On Wed, Nov 11, 2015 at 03:40:15PM -0800, Alexei Starovoitov wrote:
On Wed, Nov 11, 2015 at 11:21:35PM +0100, Peter Zijlstra wrote:
On Wed, Nov 11, 2015 at 11:55:59AM -0800, Alexei Starovoitov wrote:
Therefore things like memory barriers, full set of atomics are not applicable in bpf world.
There are still plenty of wait-free constructs one can make using them.
yes, but all such lock-free algos are typically based on cmpxchg8b and tight loop, so it would be very hard for verifier to proof termination of such loops. I think when we'd need to add something like this, we'll add new bpf insn that will be membarrier+cmpxhg8b+check+loop as a single insn, so it cannot be misused. I don't know of any concrete use case yet. All possible though.
So this is where the 'unconditional' atomic ops come in handy.
Like the x86: xchg, lock {xadd,add,sub,inc,dec,or,and,xor}
Those do not have a loop, and then you can create truly wait-free things; even some applications of cmpxchg do not actually need the loop.
But this class of wait-free constructs is indeed significantly smaller than the class of lock-less constructs.
btw, support for mini loops was requested many times in the past. I guess we'd have to add something like this, but it's tricky. Mainly because control flow graph analysis becomes much more complicated.

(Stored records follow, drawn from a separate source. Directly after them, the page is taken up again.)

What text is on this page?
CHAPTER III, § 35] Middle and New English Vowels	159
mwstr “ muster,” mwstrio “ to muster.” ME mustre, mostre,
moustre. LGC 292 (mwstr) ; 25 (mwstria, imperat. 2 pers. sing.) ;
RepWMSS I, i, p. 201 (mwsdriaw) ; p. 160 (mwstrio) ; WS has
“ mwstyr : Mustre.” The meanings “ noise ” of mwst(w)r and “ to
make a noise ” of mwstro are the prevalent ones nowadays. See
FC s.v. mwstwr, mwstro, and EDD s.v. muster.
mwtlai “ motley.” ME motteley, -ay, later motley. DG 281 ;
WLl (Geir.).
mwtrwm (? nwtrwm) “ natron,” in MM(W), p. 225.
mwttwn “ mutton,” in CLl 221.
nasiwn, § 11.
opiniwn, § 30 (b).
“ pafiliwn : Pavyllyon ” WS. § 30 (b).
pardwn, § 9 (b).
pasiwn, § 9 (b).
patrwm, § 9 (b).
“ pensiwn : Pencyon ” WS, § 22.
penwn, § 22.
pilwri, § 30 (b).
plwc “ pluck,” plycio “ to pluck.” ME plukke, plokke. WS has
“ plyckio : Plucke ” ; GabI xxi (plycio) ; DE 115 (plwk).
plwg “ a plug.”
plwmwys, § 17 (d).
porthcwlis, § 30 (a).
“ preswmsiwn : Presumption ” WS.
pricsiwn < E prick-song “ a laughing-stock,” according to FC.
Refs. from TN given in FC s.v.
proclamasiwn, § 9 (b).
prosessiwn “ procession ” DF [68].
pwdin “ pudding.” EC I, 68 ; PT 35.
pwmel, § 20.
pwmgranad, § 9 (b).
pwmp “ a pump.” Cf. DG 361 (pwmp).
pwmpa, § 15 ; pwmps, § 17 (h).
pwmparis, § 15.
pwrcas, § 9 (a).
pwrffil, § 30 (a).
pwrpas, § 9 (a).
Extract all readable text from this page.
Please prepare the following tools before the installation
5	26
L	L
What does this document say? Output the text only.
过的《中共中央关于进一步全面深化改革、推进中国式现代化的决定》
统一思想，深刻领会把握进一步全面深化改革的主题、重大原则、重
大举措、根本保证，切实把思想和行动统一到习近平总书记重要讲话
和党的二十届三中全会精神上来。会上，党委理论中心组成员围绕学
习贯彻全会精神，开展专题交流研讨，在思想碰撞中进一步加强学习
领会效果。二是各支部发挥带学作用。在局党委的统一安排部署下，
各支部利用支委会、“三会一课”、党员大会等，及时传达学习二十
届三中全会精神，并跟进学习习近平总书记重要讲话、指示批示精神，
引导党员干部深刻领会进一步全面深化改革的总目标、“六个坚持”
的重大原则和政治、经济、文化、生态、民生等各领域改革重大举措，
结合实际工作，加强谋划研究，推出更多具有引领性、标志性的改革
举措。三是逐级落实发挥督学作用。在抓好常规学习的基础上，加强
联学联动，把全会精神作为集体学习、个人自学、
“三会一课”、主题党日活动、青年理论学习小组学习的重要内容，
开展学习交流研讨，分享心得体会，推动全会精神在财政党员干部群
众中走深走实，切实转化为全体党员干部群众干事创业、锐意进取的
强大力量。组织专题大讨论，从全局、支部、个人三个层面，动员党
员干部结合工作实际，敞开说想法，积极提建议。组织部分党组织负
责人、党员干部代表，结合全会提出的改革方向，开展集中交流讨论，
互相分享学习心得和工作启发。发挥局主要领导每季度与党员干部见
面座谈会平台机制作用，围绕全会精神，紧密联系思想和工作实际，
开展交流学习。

Agreed, that does sound like an 'interesting' problem :-)
Something like:
atomic_op(ptr, f) { for (;;) { val = *ptr; new = f(val) old = cmpxchg(ptr, val, new); if (old == val) break;
cpu_relax(); } }
might be castable as an instruction I suppose, but I'm not sure you have function references in (e)BPF.
The above is 'sane' if f is sane (although there is a starvation case, which is why things like sparc (iirc) need an increasing backoff instead of cpu_relax()).